La plainte qui a provoqué le départ précipité, le soir du 25 avril

La plainte qui a provoqué le départ précipité,
le soir du 25 avril

   Plainte contre le général K. Nezzar

Jean-Pierre Tuquoi, Le Monde, 10 octobre 2001

Le mercredi 25 avril 2001, une famille algérienne dont le fils est mort sous la torture et deux anciens détenus torturés dans les prisons algériennes portaient plainte contre le général Khaled Nezzar venu en France assurer la promotion d’un livre de mémoires, Echec à une régression annoncée (éditions Publisud).

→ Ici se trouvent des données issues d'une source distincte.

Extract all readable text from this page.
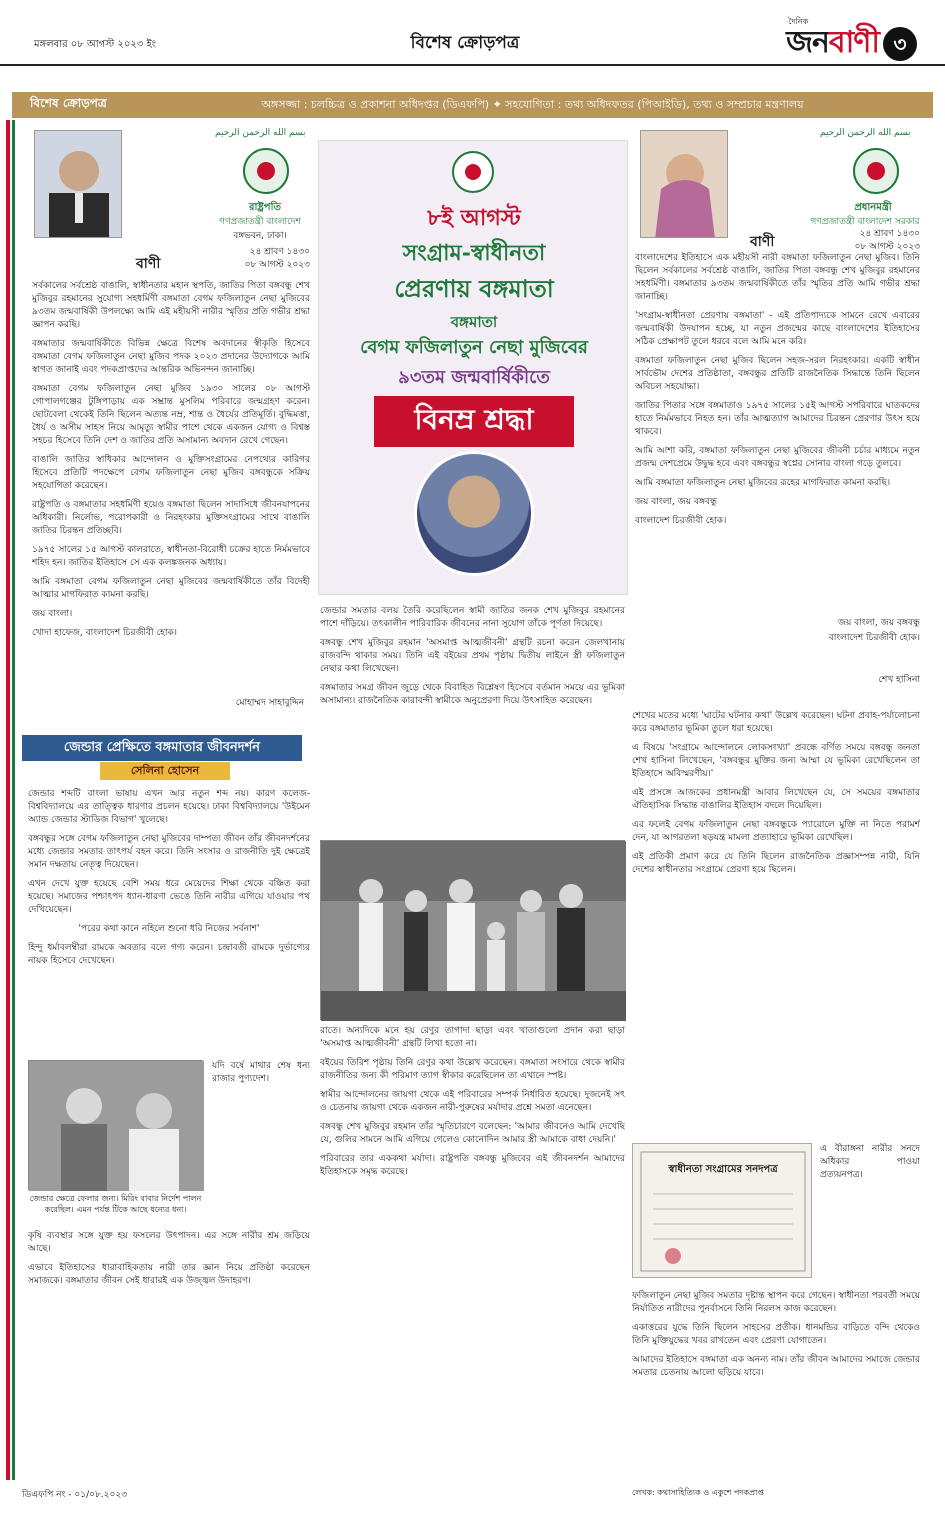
মঙ্গলবার ০৮ আগস্ট ২০২৩ ইং	বিশেষ ক্রোড়পত্র
দৈনিক
জনবাণী ৩
বিশেষ ক্রোড়পত্র	অঙ্গসজ্জা : চলচ্চিত্র ও প্রকাশনা অধিদপ্তর (ডিএফপি) ✦ সহযোগিতা : তথ্য অধিদফতর (পিআইডি), তথ্য ও সম্প্রচার মন্ত্রণালয়
بسم الله الرحمن الرحيم
রাষ্ট্রপতি
গণপ্রজাতন্ত্রী বাংলাদেশ
বঙ্গভবন, ঢাকা।
বাণী
২৪ শ্রাবণ ১৪৩০
০৮ আগস্ট ২০২৩

সর্বকালের সর্বশ্রেষ্ঠ বাঙালি, স্বাধীনতার মহান স্থপতি, জাতির পিতা বঙ্গবন্ধু শেখ মুজিবুর রহমানের সুযোগ্য সহধর্মিণী বঙ্গমাতা বেগম ফজিলাতুন নেছা মুজিবের ৯৩তম জন্মবার্ষিকী উপলক্ষ্যে আমি এই মহীয়সী নারীর স্মৃতির প্রতি গভীর শ্রদ্ধা জ্ঞাপন করছি।

বঙ্গমাতার জন্মবার্ষিকীতে বিভিন্ন ক্ষেত্রে বিশেষ অবদানের স্বীকৃতি হিসেবে বঙ্গমাতা বেগম ফজিলাতুন নেছা মুজিব পদক ২০২৩ প্রদানের উদ্যোগকে আমি স্বাগত জানাই এবং পদকপ্রাপ্তদের আন্তরিক অভিনন্দন জানাচ্ছি।

বঙ্গমাতা বেগম ফজিলাতুন নেছা মুজিব ১৯৩০ সালের ০৮ আগস্ট গোপালগঞ্জের টুঙ্গিপাড়ায় এক সম্ভ্রান্ত মুসলিম পরিবারে জন্মগ্রহণ করেন। ছোটবেলা থেকেই তিনি ছিলেন অত্যন্ত নম্র, শান্ত ও ধৈর্যের প্রতিমূর্তি। বুদ্ধিমত্তা, ধৈর্য ও অসীম সাহস নিয়ে আমৃত্যু স্বামীর পাশে থেকে একজন যোগ্য ও বিশ্বস্ত সহচর হিসেবে তিনি দেশ ও জাতির প্রতি অসামান্য অবদান রেখে গেছেন।

বাঙালি জাতির স্বাধিকার আন্দোলন ও মুক্তিসংগ্রামের নেপথ্যের কারিগর হিসেবে প্রতিটি পদক্ষেপে বেগম ফজিলাতুন নেছা মুজিব বঙ্গবন্ধুকে সক্রিয় সহযোগিতা করেছেন।

রাষ্ট্রপতি ও বঙ্গমাতার সহধর্মিণী হয়েও বঙ্গমাতা ছিলেন সাদাসিধে জীবনযাপনের অধিকারী। নির্লোভ, পরোপকারী ও নিরহংকার মুক্তিসংগ্রামের সাথে বাঙালি জাতির চিরন্তন প্রতিচ্ছবি।

১৯৭৫ সালের ১৫ আগস্ট কালরাতে, স্বাধীনতা-বিরোধী চক্রের হাতে নির্মমভাবে শহিদ হন। জাতির ইতিহাসে সে এক কলঙ্কজনক অধ্যায়।

আমি বঙ্গমাতা বেগম ফজিলাতুন নেছা মুজিবের জন্মবার্ষিকীতে তাঁর বিদেহী আত্মার মাগফিরাত কামনা করছি।

জয় বাংলা।

খোদা হাফেজ, বাংলাদেশ চিরজীবী হোক।

মোহাম্মদ সাহাবুদ্দিন
৮ই আগস্ট
সংগ্রাম-স্বাধীনতা
প্রেরণায় বঙ্গমাতা
বঙ্গমাতা
বেগম ফজিলাতুন নেছা মুজিবের
৯৩তম জন্মবার্ষিকীতে
বিনম্র শ্রদ্ধা
بسم الله الرحمن الرحيم
প্রধানমন্ত্রী
গণপ্রজাতন্ত্রী বাংলাদেশ সরকার
বাণী	২৪ শ্রাবণ ১৪৩০
০৮ আগস্ট ২০২৩

বাংলাদেশের ইতিহাসে এক মহীয়সী নারী বঙ্গমাতা ফজিলাতুন নেছা মুজিব। তিনি ছিলেন সর্বকালের সর্বশ্রেষ্ঠ বাঙালি, জাতির পিতা বঙ্গবন্ধু শেখ মুজিবুর রহমানের সহধর্মিণী। বঙ্গমাতার ৯৩তম জন্মবার্ষিকীতে তাঁর স্মৃতির প্রতি আমি গভীর শ্রদ্ধা জানাচ্ছি।

'সংগ্রাম-স্বাধীনতা প্রেরণায় বঙ্গমাতা' - এই প্রতিপাদ্যকে সামনে রেখে এবারের জন্মবার্ষিকী উদযাপন হচ্ছে, যা নতুন প্রজন্মের কাছে বাংলাদেশের ইতিহাসের সঠিক প্রেক্ষাপট তুলে ধরবে বলে আমি মনে করি।

বঙ্গমাতা ফজিলাতুন নেছা মুজিব ছিলেন সহজ-সরল নিরহংকার। একটি স্বাধীন সার্বভৌম দেশের প্রতিষ্ঠাতা, বঙ্গবন্ধুর প্রতিটি রাজনৈতিক সিদ্ধান্তে তিনি ছিলেন অবিচল সহযোদ্ধা।

জাতির পিতার সঙ্গে বঙ্গমাতাও ১৯৭৫ সালের ১৫ই আগস্ট সপরিবারে ঘাতকদের হাতে নির্মমভাবে নিহত হন। তাঁর আত্মত্যাগ আমাদের চিরন্তন প্রেরণার উৎস হয়ে থাকবে।

আমি আশা করি, বঙ্গমাতা ফজিলাতুন নেছা মুজিবের জীবনী চর্চার মাধ্যমে নতুন প্রজন্ম দেশপ্রেমে উদ্বুদ্ধ হবে এবং বঙ্গবন্ধুর স্বপ্নের সোনার বাংলা গড়ে তুলবে।

আমি বঙ্গমাতা ফজিলাতুন নেছা মুজিবের রূহের মাগফিরাত কামনা করছি।

জয় বাংলা, জয় বঙ্গবন্ধু

বাংলাদেশ চিরজীবী হোক।

জয় বাংলা, জয় বঙ্গবন্ধু
বাংলাদেশ চিরজীবী হোক।
শেখ হাসিনা
জেন্ডার প্রেক্ষিতে বঙ্গমাতার জীবনদর্শন
সেলিনা হোসেন

জেন্ডার শব্দটি বাংলা ভাষায় এখন আর নতুন শব্দ নয়। কারণ কলেজ-বিশ্ববিদ্যালয়ে এর তাত্ত্বিক ধারণার প্রচলন হয়েছে। ঢাকা বিশ্ববিদ্যালয়ে 'উইমেন অ্যান্ড জেন্ডার স্টাডিজ বিভাগ' খুলেছে।

বঙ্গবন্ধুর সঙ্গে বেগম ফজিলাতুন নেছা মুজিবের দাম্পত্য জীবন তাঁর জীবনদর্শনের মধ্যে জেন্ডার সমতার তাৎপর্য বহন করে। তিনি সংসার ও রাজনীতি দুই ক্ষেত্রেই সমান দক্ষতায় নেতৃত্ব দিয়েছেন।

এখন দেখে যুক্ত হয়েছে বেশি সময় ধরে মেয়েদের শিক্ষা থেকে বঞ্চিত করা হয়েছে। সমাজের পশ্চাৎপদ ধ্যান-ধারণা ভেঙে তিনি নারীর এগিয়ে যাওয়ার পথ দেখিয়েছেন।

'পরের কথা কানে নহিলে শুনো ধরি নিজের সর্বনাশ'

হিন্দু ধর্মাবলম্বীরা রামকে অবতার বলে গণ্য করেন। চন্দ্রাবতী রামকে দুর্ভাগ্যের নায়ক হিসেবে দেখেছেন।

জেন্ডার ক্ষেত্রে ফেলার জন্য। মিরিং বাবার নির্দেশ পালন করেছিল। এমন পর্যন্ত টিকে আছে ধন্যের ধন্য।

যদি বর্ষে মাথার শেষ ধন্য রাজার পুণ্যদেশ।

কৃষি ব্যবস্থার সঙ্গে যুক্ত হয় ফসলের উৎপাদন। এর সঙ্গে নারীর শ্রম জড়িয়ে আছে।

এভাবে ইতিহাসের ধারাবাহিকতায় নারী তার জ্ঞান নিয়ে প্রতিষ্ঠা করেছেন সমাজকে। বঙ্গমাতার জীবন সেই ধারারই এক উজ্জ্বল উদাহরণ।

জেন্ডার সমতার বলয় তৈরি করেছিলেন স্বামী জাতির জনক শেখ মুজিবুর রহমানের পাশে দাঁড়িয়ে। তৎকালীন পারিবারিক জীবনের নানা সুযোগ তাঁকে পূর্ণতা দিয়েছে।

বঙ্গবন্ধু শেখ মুজিবুর রহমান 'অসমাপ্ত আত্মজীবনী' গ্রন্থটি রচনা করেন জেলখানায় রাজবন্দি থাকার সময়। তিনি এই বইয়ের প্রথম পৃষ্ঠায় দ্বিতীয় লাইনে স্ত্রী ফজিলাতুন নেছার কথা লিখেছেন।

বঙ্গমাতার সমগ্র জীবন জুড়ে থেকে বিবাহিত বিশ্লেষণ হিসেবে বর্তমান সময়ে এর ভূমিকা অসামান্য। রাজনৈতিক কারাবন্দী স্বামীকে অনুপ্রেরণা দিয়ে উৎসাহিত করেছেন।

রাতে। অন্যদিকে মনে হয় রেণুর তাগাদা ছাড়া এবং খাতাগুলো প্রদান করা ছাড়া 'অসমাপ্ত আত্মজীবনী' গ্রন্থটি লিখা হতো না।

বইয়ের তিরিশ পৃষ্ঠায় তিনি রেণুর কথা উল্লেখ করেছেন। বঙ্গমাতা সংসারে থেকে স্বামীর রাজনীতির জন্য কী পরিমাণ ত্যাগ স্বীকার করেছিলেন তা এখানে স্পষ্ট।

স্বামীর আন্দোলনের জায়গা থেকে এই পরিবারের সম্পর্ক নির্ধারিত হয়েছে। দুজনেই সৎ ও চেতনায় জায়গা থেকে একজন নারী-পুরুষের মর্যাদার প্রশ্নে সমতা এনেছেন।

বঙ্গবন্ধু শেখ মুজিবুর রহমান তাঁর স্মৃতিচারণে বলেছেন: 'আমার জীবনেও আমি দেখেছি যে, গুলির সামনে আমি এগিয়ে গেলেও কোনোদিন আমার স্ত্রী আমাকে বাধা দেয়নি।'

পরিবারের তার এককথা মর্যাদা। রাষ্ট্রপতি বঙ্গবন্ধু মুজিবের এই জীবনদর্শন আমাদের ইতিহাসকে সমৃদ্ধ করেছে।

শেখের মতের মধ্যে 'ঘাটের ঘটনার কথা' উল্লেখ করেছেন। ঘটনা প্রবাহ-পর্যালোচনা করে বঙ্গমাতার ভূমিকা তুলে ধরা হয়েছে।

এ বিষয়ে 'সংগ্রামে আন্দোলনে লোকসংখ্যা' প্রবন্ধে বর্ণিত সময়ে বঙ্গবন্ধু জনতা শেখ হাসিনা লিখেছেন, 'বঙ্গবন্ধুর মুক্তির জন্য আম্মা যে ভূমিকা রেখেছিলেন তা ইতিহাসে অবিস্মরণীয়।'

এই প্রসঙ্গে আজকের প্রধানমন্ত্রী আবার লিখেছেন যে, সে সময়ের বঙ্গমাতার ঐতিহাসিক সিদ্ধান্ত বাঙালির ইতিহাস বদলে দিয়েছিল।

এর ফলেই বেগম ফজিলাতুন নেছা বঙ্গবন্ধুকে প্যারোলে মুক্তি না নিতে পরামর্শ দেন, যা আগরতলা ষড়যন্ত্র মামলা প্রত্যাহারে ভূমিকা রেখেছিল।

এই প্রতিকী প্রমাণ করে যে তিনি ছিলেন রাজনৈতিক প্রজ্ঞাসম্পন্ন নারী, যিনি দেশের স্বাধীনতার সংগ্রামে প্রেরণা হয়ে ছিলেন।

স্বাধীনতা সংগ্রামের সনদপত্র

এ বীরাঙ্গনা নারীর সনদে অধিকার পাওয়া প্রত্যয়নপত্র।

ফজিলাতুন নেছা মুজিব সমতার দৃষ্টান্ত স্থাপন করে গেছেন। স্বাধীনতা পরবর্তী সময়ে নির্যাতিত নারীদের পুনর্বাসনে তিনি নিরলস কাজ করেছেন।

একাত্তরের যুদ্ধে তিনি ছিলেন সাহসের প্রতীক। ধানমন্ডির বাড়িতে বন্দি থেকেও তিনি মুক্তিযুদ্ধের খবর রাখতেন এবং প্রেরণা যোগাতেন।

আমাদের ইতিহাসে বঙ্গমাতা এক অনন্য নাম। তাঁর জীবন আমাদের সমাজে জেন্ডার সমতার চেতনায় আলো ছড়িয়ে যাবে।

লেখক: কথাসাহিত্যিক ও একুশে পদকপ্রাপ্ত
ডিএফপি নং - ০১/০৮.২০২৩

Déposée par deux avocats, Mes William Bourdon et Antoine Comte, la plainte visait l’ancien homme fort pour « sa responsabilité directe dans la politique de répression généralisée, fondée non seulement sur l’usage massif et systématique de la torture, mais aussi sur les exécutions extrajudiciaires ». En application de la Convention internationale de 1984 contre la torture, dont la France est signataire, les deux avocats demandaient l’arrestation et le jugement en France de l’ancien patron de l’armée.

Arrivé le mercredi en fin de journée au Centre culturel algérien de Paris, le général Nezzar ne semblait se douter de rien. Déposée quelques heures auparavant auprès du parquet, la plainte des avocats avait pourtant été jugée recevable.

Une enquête préliminaire était ouverte. A charge pour la brigade criminelle d’entendre, dès le lendemain, les plaignants et de vérifier le statut du général. A ce stade de l’enquête, aucune mesure coercitive n’était envisageable contre Khaled Nezzar. Mais, si aucune immunité (du type diplomatique, par exemple) ne s’y opposait, le général serait entendu, une enquête serait ouverte, un juge d’instruction désigné et un mandat d’amener délivré.

« MISSION OFFICIELLE »

Très vite avertie des menaces qui planaient sur Khaled Nezzar, l’ambassade d’Algérie en France transmettait un fax au Quai d’Orsay assurant que le général était « en mission officielle ». En clair, cela signifiait qu’il ne détenait pas de passeport diplomatique mais qu’il devait bénéficier malgré tout d’une immunité, celle due au représentant d’un Etat « en mission officielle ».

Pour éviter l’incident diplomatique, voire une crise dans les relations – déjà difficiles – entre la France et l’Algérie, Paris sera tenté de reprendre l’argument à son compte, si faible soit-il s’agissant d’une personne venue faire la promotion de son dernier livre. En fait, l’affaire n’ira pas à son terme. Sans attendre que la justice tranche son cas, le général repartait dès le mercredi soir vers son pays natal à bord d’un avion privé. « Cela ressemble fort à une exfiltration, c’est-à-dire à un départ obtenu grâce à la participation de certains responsables du pays hôte », commentait Me Antoine Comte.

De retour en France en février 2002, le général Khaled Nezzar viendra sans doute muni, cette fois, d’un passeport diplomatique et bardé de toutes les garanties qu’il ne sera pas inquiété par la justice française.